La Protezione svizzera degli animali (PSA) riceve sempre più segnalazioni da parte della popolazione riguardanti maltrattamenti o cattive condizioni di detenzione. Il nuovo servizio di controllo dell'associazione, avviato in gennaio, ha già esaminato oltre 150 casi.

La maggior parte delle lamentele riguardavano cani (39), cavalli (30) e bovini (21). Seguono poi gatti, conigli e uccelli. L'ufficio di "Controllo protezione animali" aperto all'inizio dell'anno ha compiuto 35 ispezioni, ha riferito oggi la PSA in una conferenza stampa a Berna.

Solo un quinto delle violazioni constatate sono sfociate in una denuncia penale. Lukas Berger, del servizio di consulenza giuridica della PSA, si dice "molto indignato" per questo tasso esiguo. D'ora in poi - aggiunge - "rammenteremo ai servizi veterinari l'obbligo che loro incombe in seguito alle nostre segnalazioni".

Inoltre, secondo la Berger, alle persone condannate vengono inflitte delle sanzioni "infime", che "senza dubbio, non hanno alcun effetto dissuasivo". E PSA chiede quindi che il perseguimento delle contravvenzioni e le sanzioni penali siano "più pertinenti".

"La sanzione può arrivare fino a tre anni di detenzione", ma l'ammontare medio delle multe è di 500 franchi, spiega Caroline Regenass, veterinaria responsabile del nuovo servizio di controllo.

La PSA non ha poteri giuridici e non può, ad esempio, requisire animali o imporre misure. Nei casi gravi o di evidenti infrazioni alla legge l'associazione avvisa quindi i veterinari cantonali.

Con la revisione della legge sulla protezione degli animali, nel 2008, la collaborazione con le autorità è migliorata, ma sussistono forti disparità regionali nell'applicazione della legge. "Non capiamo, ad esempio, perché una vacca del canton Berna debba essere peggio protetta dalle intemperie rispetto ad una del canton Zurigo", osserva Berger. La messa in pratica delle norme dovrebbe essere uniforme in tutto il paese, prendendo ad esempio i cantoni di Zurigo, Argovia e San Gallo.
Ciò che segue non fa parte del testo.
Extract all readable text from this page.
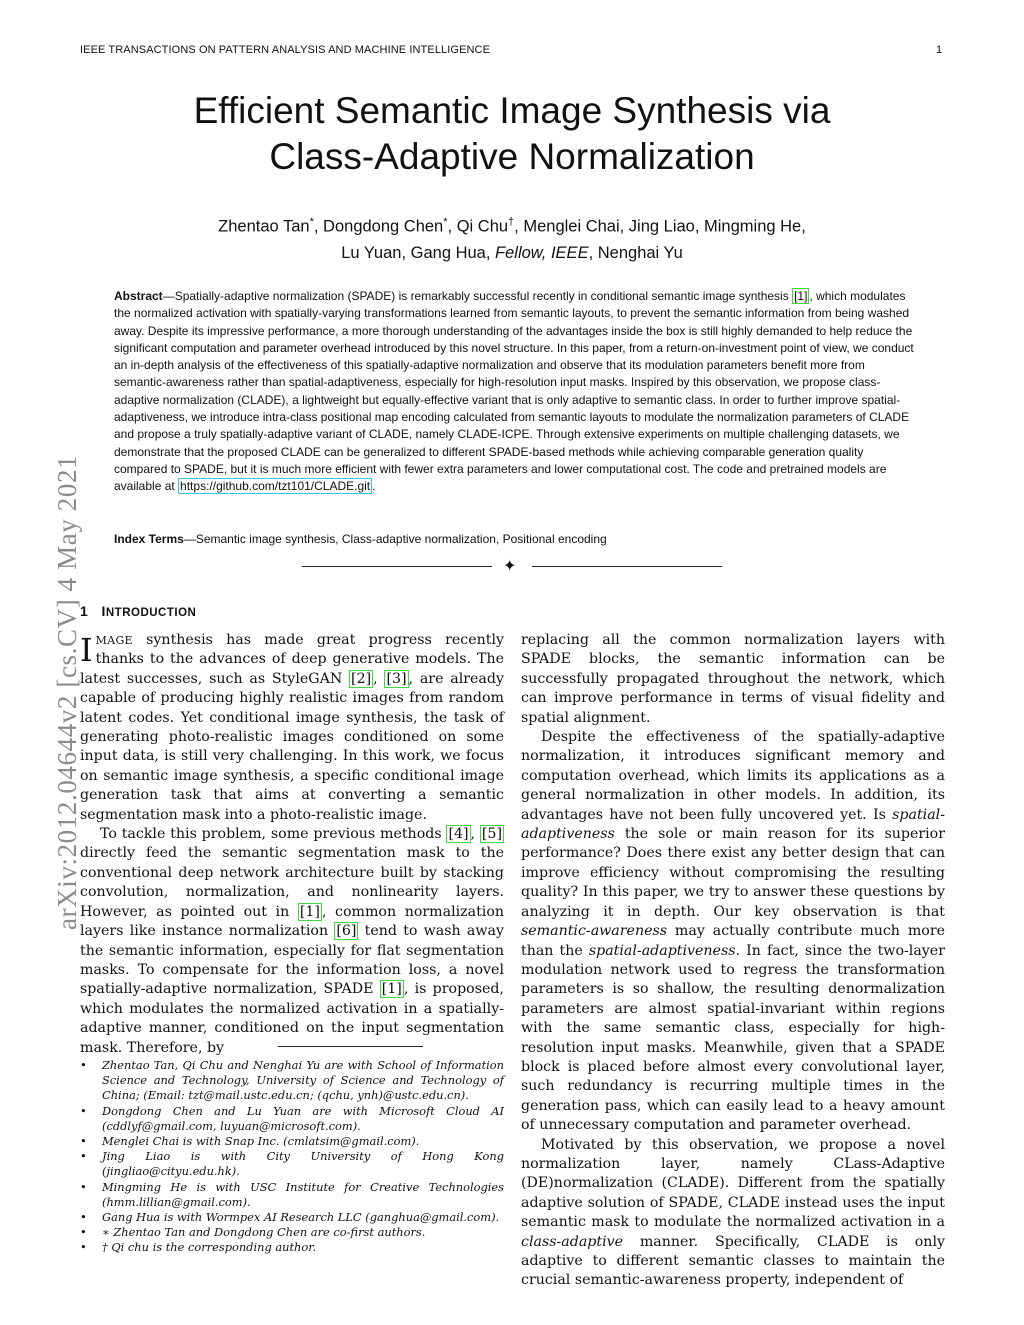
IEEE TRANSACTIONS ON PATTERN ANALYSIS AND MACHINE INTELLIGENCE	1
arXiv:2012.04644v2 [cs.CV] 4 May 2021
Efficient Semantic Image Synthesis via
Class-Adaptive Normalization
Zhentao Tan*, Dongdong Chen*, Qi Chu†, Menglei Chai, Jing Liao, Mingming He,
Lu Yuan, Gang Hua, Fellow, IEEE, Nenghai Yu
Abstract—Spatially-adaptive normalization (SPADE) is remarkably successful recently in conditional semantic image synthesis [1] , which modulates the normalized activation with spatially-varying transformations learned from semantic layouts, to prevent the semantic information from being washed away. Despite its impressive performance, a more thorough understanding of the advantages inside the box is still highly demanded to help reduce the significant computation and parameter overhead introduced by this novel structure. In this paper, from a return-on-investment point of view, we conduct an in-depth analysis of the effectiveness of this spatially-adaptive normalization and observe that its modulation parameters benefit more from semantic-awareness rather than spatial-adaptiveness, especially for high-resolution input masks. Inspired by this observation, we propose class-adaptive normalization (CLADE), a lightweight but equally-effective variant that is only adaptive to semantic class. In order to further improve spatial-adaptiveness, we introduce intra-class positional map encoding calculated from semantic layouts to modulate the normalization parameters of CLADE and propose a truly spatially-adaptive variant of CLADE, namely CLADE-ICPE. Through extensive experiments on multiple challenging datasets, we demonstrate that the proposed CLADE can be generalized to different SPADE-based methods while achieving comparable generation quality compared to SPADE, but it is much more efficient with fewer extra parameters and lower computational cost. The code and pretrained models are available at https://github.com/tzt101/CLADE.git .
Index Terms—Semantic image synthesis, Class-adaptive normalization, Positional encoding
✦
1 INTRODUCTION

IMAGE synthesis has made great progress recently thanks to the advances of deep generative models. The latest successes, such as StyleGAN [2] , [3] , are already capable of producing highly realistic images from random latent codes. Yet conditional image synthesis, the task of generating photo-realistic images conditioned on some input data, is still very challenging. In this work, we focus on semantic image synthesis, a specific conditional image generation task that aims at converting a semantic segmentation mask into a photo-realistic image.

To tackle this problem, some previous methods [4] , [5] directly feed the semantic segmentation mask to the conventional deep network architecture built by stacking convolution, normalization, and nonlinearity layers. However, as pointed out in [1] , common normalization layers like instance normalization [6] tend to wash away the semantic information, especially for flat segmentation masks. To compensate for the information loss, a novel spatially-adaptive normalization, SPADE [1] , is proposed, which modulates the normalized activation in a spatially-adaptive manner, conditioned on the input segmentation mask. Therefore, by

• Zhentao Tan, Qi Chu and Nenghai Yu are with School of Information Science and Technology, University of Science and Technology of China; (Email: tzt@mail.ustc.edu.cn; (qchu, ynh)@ustc.edu.cn).
• Dongdong Chen and Lu Yuan are with Microsoft Cloud AI (cddlyf@gmail.com, luyuan@microsoft.com).
• Menglei Chai is with Snap Inc. (cmlatsim@gmail.com).
• Jing Liao is with City University of Hong Kong (jingliao@cityu.edu.hk).
• Mingming He is with USC Institute for Creative Technologies (hmm.lillian@gmail.com).
• Gang Hua is with Wormpex AI Research LLC (ganghua@gmail.com).
• ∗ Zhentao Tan and Dongdong Chen are co-first authors.
• † Qi chu is the corresponding author.

replacing all the common normalization layers with SPADE blocks, the semantic information can be successfully propagated throughout the network, which can improve performance in terms of visual fidelity and spatial alignment.

Despite the effectiveness of the spatially-adaptive normalization, it introduces significant memory and computation overhead, which limits its applications as a general normalization in other models. In addition, its advantages have not been fully uncovered yet. Is spatial-adaptiveness the sole or main reason for its superior performance? Does there exist any better design that can improve efficiency without compromising the resulting quality? In this paper, we try to answer these questions by analyzing it in depth. Our key observation is that semantic-awareness may actually contribute much more than the spatial-adaptiveness. In fact, since the two-layer modulation network used to regress the transformation parameters is so shallow, the resulting denormalization parameters are almost spatial-invariant within regions with the same semantic class, especially for high-resolution input masks. Meanwhile, given that a SPADE block is placed before almost every convolutional layer, such redundancy is recurring multiple times in the generation pass, which can easily lead to a heavy amount of unnecessary computation and parameter overhead.

Motivated by this observation, we propose a novel normalization layer, namely CLass-Adaptive (DE)normalization (CLADE). Different from the spatially adaptive solution of SPADE, CLADE instead uses the input semantic mask to modulate the normalized activation in a class-adaptive manner. Specifically, CLADE is only adaptive to different semantic classes to maintain the crucial semantic-awareness property, independent of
C'è poi tutta una serie di disposizioni che in pratica non sono applicabili o impossibili da verificare, come la durata dell'"ora d'aria" dei bovini o il tenere un cane attaccato ad una catena. Inoltre in Svizzera ci sono 500'000 bestie da redditto detenute per hobby, la cui protezione non sottostà a controlli.